For procurement engineers, the practical implication is that cycle-life comparisons between manufacturers cannot be made purely on electrode chemistry and cell geometry — the electrolyte additive package is an independent performance variable. Asking for cycle-life certification data from an independent lab is more informative than asking about additive chemistry, because independent lab data reflects the complete cell system including the additives the manufacturer actually uses.

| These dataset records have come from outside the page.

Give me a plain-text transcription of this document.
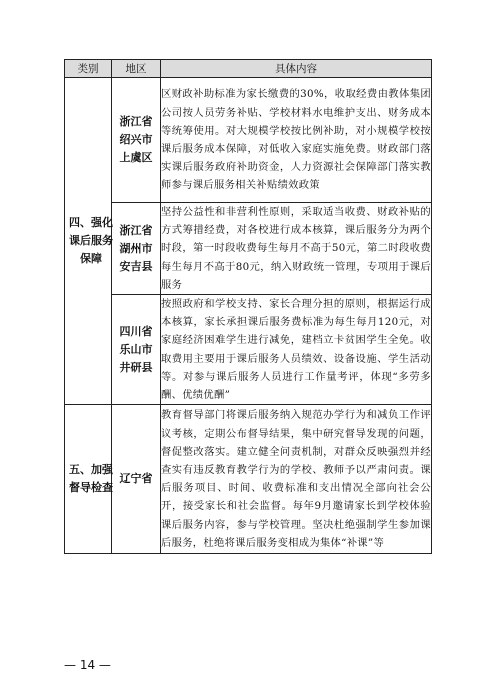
类别	地区	具体内容
四、强化课后服务保障	浙江省绍兴市上虞区	区财政补助标准为家长缴费的30%，收取经费由教体集团公司按人员劳务补贴、学校材料水电维护支出、财务成本等统筹使用。对大规模学校按比例补助，对小规模学校按课后服务成本保障，对低收入家庭实施免费。财政部门落实课后服务政府补助资金，人力资源社会保障部门落实教师参与课后服务相关补贴绩效政策
	浙江省湖州市安吉县	坚持公益性和非营利性原则，采取适当收费、财政补贴的方式筹措经费，对各校进行成本核算，课后服务分为两个时段，第一时段收费每生每月不高于50元，第二时段收费每生每月不高于80元，纳入财政统一管理，专项用于课后服务
	四川省乐山市井研县	按照政府和学校支持、家长合理分担的原则，根据运行成本核算，家长承担课后服务费标准为每生每月120元，对家庭经济困难学生进行减免，建档立卡贫困学生全免。收取费用主要用于课后服务人员绩效、设备设施、学生活动等。对参与课后服务人员进行工作量考评，体现“多劳多酬、优绩优酬”
五、加强督导检查	辽宁省	教育督导部门将课后服务纳入规范办学行为和减负工作评议考核，定期公布督导结果，集中研究督导发现的问题，督促整改落实。建立健全问责机制，对群众反映强烈并经查实有违反教育教学行为的学校、教师予以严肃问责。课后服务项目、时间、收费标准和支出情况全部向社会公开，接受家长和社会监督。每年9月邀请家长到学校体验课后服务内容，参与学校管理。坚决杜绝强制学生参加课后服务，杜绝将课后服务变相成为集体“补课”等
— 14 —
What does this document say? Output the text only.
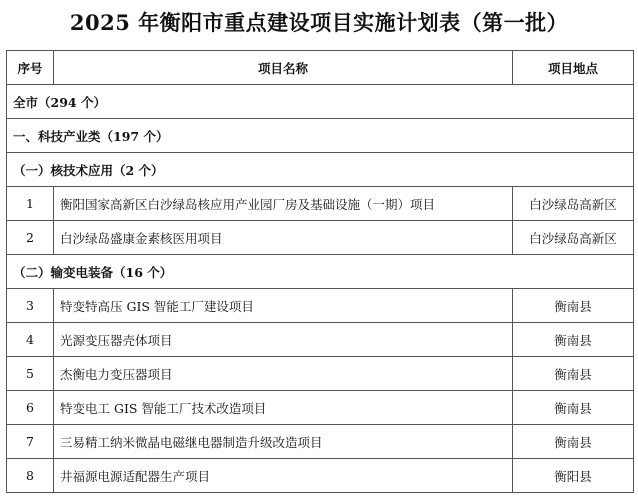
2025 年衡阳市重点建设项目实施计划表（第一批）
序号	项目名称	项目地点
全市（294 个）		
一、科技产业类（197 个）		
（一）核技术应用（2 个）		
1	衡阳国家高新区白沙绿岛核应用产业园厂房及基础设施（一期）项目	白沙绿岛高新区
2	白沙绿岛盛康金素核医用项目	白沙绿岛高新区
（二）输变电装备（16 个）		
3	特变特高压 GIS 智能工厂建设项目	衡南县
4	光源变压器壳体项目	衡南县
5	杰衡电力变压器项目	衡南县
6	特变电工 GIS 智能工厂技术改造项目	衡南县
7	三易精工纳米微晶电磁继电器制造升级改造项目	衡南县
8	井福源电源适配器生产项目	衡阳县
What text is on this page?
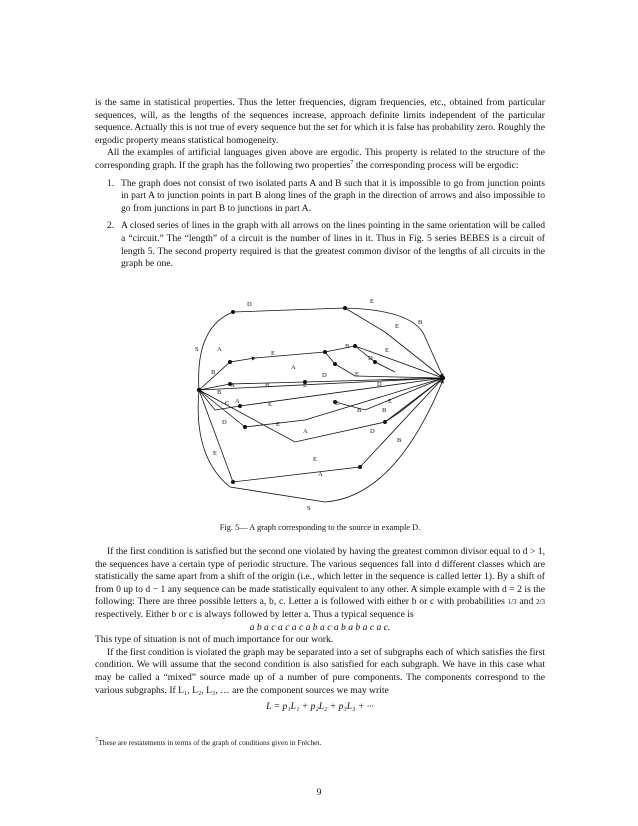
is the same in statistical properties. Thus the letter frequencies, digram frequencies, etc., obtained from particular sequences, will, as the lengths of the sequences increase, approach definite limits independent of the particular sequence. Actually this is not true of every sequence but the set for which it is false has probability zero. Roughly the ergodic property means statistical homogeneity.

All the examples of artificial languages given above are ergodic. This property is related to the structure of the corresponding graph. If the graph has the following two properties$^7$ the corresponding process will be ergodic:

1. The graph does not consist of two isolated parts A and B such that it is impossible to go from junction points in part A to junction points in part B along lines of the graph in the direction of arrows and also impossible to go from junctions in part B to junctions in part A.

2. A closed series of lines in the graph with all arrows on the lines pointing in the same orientation will be called a “circuit.” The “length” of a circuit is the number of lines in it. Thus in Fig. 5 series BEBES is a circuit of length 5. The second property required is that the greatest common divisor of the lengths of all circuits in the graph be one.

D	E
E
B
S	A
E
B
B
D
E
A
D	E
D
B
S
B
E
C A	E	E
B
E
B
D
D
E
A
B
E
E
A
S
Fig. 5— A graph corresponding to the source in example D.

If the first condition is satisfied but the second one violated by having the greatest common divisor equal to d > 1, the sequences have a certain type of periodic structure. The various sequences fall into d different classes which are statistically the same apart from a shift of the origin (i.e., which letter in the sequence is called letter 1). By a shift of from 0 up to d − 1 any sequence can be made statistically equivalent to any other. A simple example with d = 2 is the following: There are three possible letters a, b, c. Letter a is followed with either b or c with probabilities 1/3 and 2/3 respectively. Either b or c is always followed by letter a. Thus a typical sequence is

a b a c a c a c a b a c a b a b a c a c.

This type of situation is not of much importance for our work.

If the first condition is violated the graph may be separated into a set of subgraphs each of which satisfies the first condition. We will assume that the second condition is also satisfied for each subgraph. We have in this case what may be called a “mixed” source made up of a number of pure components. The components correspond to the various subgraphs. If L₁, L₂, L₃, … are the component sources we may write

L = p₁L₁ + p₂L₂ + p₃L₃ + ···
$^7$These are restatements in terms of the graph of conditions given in Fréchet.
9
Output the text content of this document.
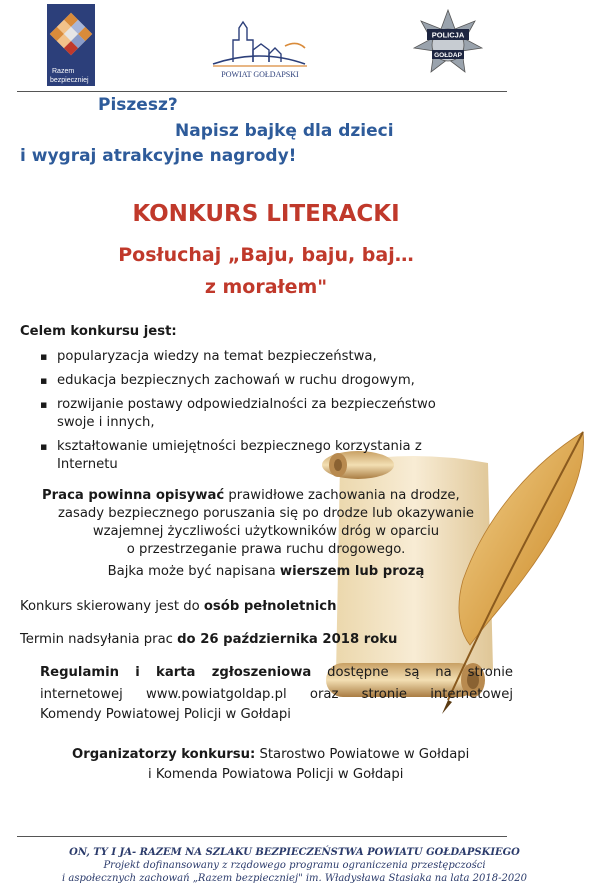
Razem
bezpieczniej
POWIAT GOŁDAPSKI
POLICJA
GOŁDAP
Piszesz?
Napisz bajkę dla dzieci
i wygraj atrakcyjne nagrody!
KONKURS LITERACKI
Posłuchaj „Baju, baju, baj…
z morałem"
Celem konkursu jest:
▪ popularyzacja wiedzy na temat bezpieczeństwa,
▪ edukacja bezpiecznych zachowań w ruchu drogowym,
▪ rozwijanie postawy odpowiedzialności za bezpieczeństwo swoje i innych,
▪ kształtowanie umiejętności bezpiecznego korzystania z Internetu
Praca powinna opisywać prawidłowe zachowania na drodze,
zasady bezpiecznego poruszania się po drodze lub okazywanie
wzajemnej życzliwości użytkowników dróg w oparciu
o przestrzeganie prawa ruchu drogowego.
Bajka może być napisana wierszem lub prozą
Konkurs skierowany jest do osób pełnoletnich
Termin nadsyłania prac do 26 października 2018 roku
Regulamin i karta zgłoszeniowa dostępne są na stronie
internetowej www.powiatgoldap.pl oraz stronie internetowej
Komendy Powiatowej Policji w Gołdapi
Organizatorzy konkursu: Starostwo Powiatowe w Gołdapi
i Komenda Powiatowa Policji w Gołdapi
ON, TY I JA- RAZEM NA SZLAKU BEZPIECZEŃSTWA POWIATU GOŁDAPSKIEGO
Projekt dofinansowany z rządowego programu ograniczenia przestępczości
i aspołecznych zachowań „Razem bezpieczniej" im. Władysława Stasiaka na lata 2018-2020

How additives show up in data you can request

You cannot ask a supplier to disclose their additive formulation — but you can ask for data that reflects its quality:

  1. Capacity retention at cycle 500 at 1C/1C, 25 °C — a good additive package should retain ≥ 80% of initial capacity at C500
  2. Capacity retention after 4-week storage at 60 °C — ≥ 85% is achievable with good HV-capable electrolyte
  3. Swelling thickness increase after 500 cycles — ≤ 0.5 mm on a 4 mm cell indicates low gas generation
  4. First-cycle coulombic efficiency — ≥ 92% indicates a well-functioning SEI-forming additive package

These four data points are a proxy for additive package maturity without requiring disclosure of the formulation itself.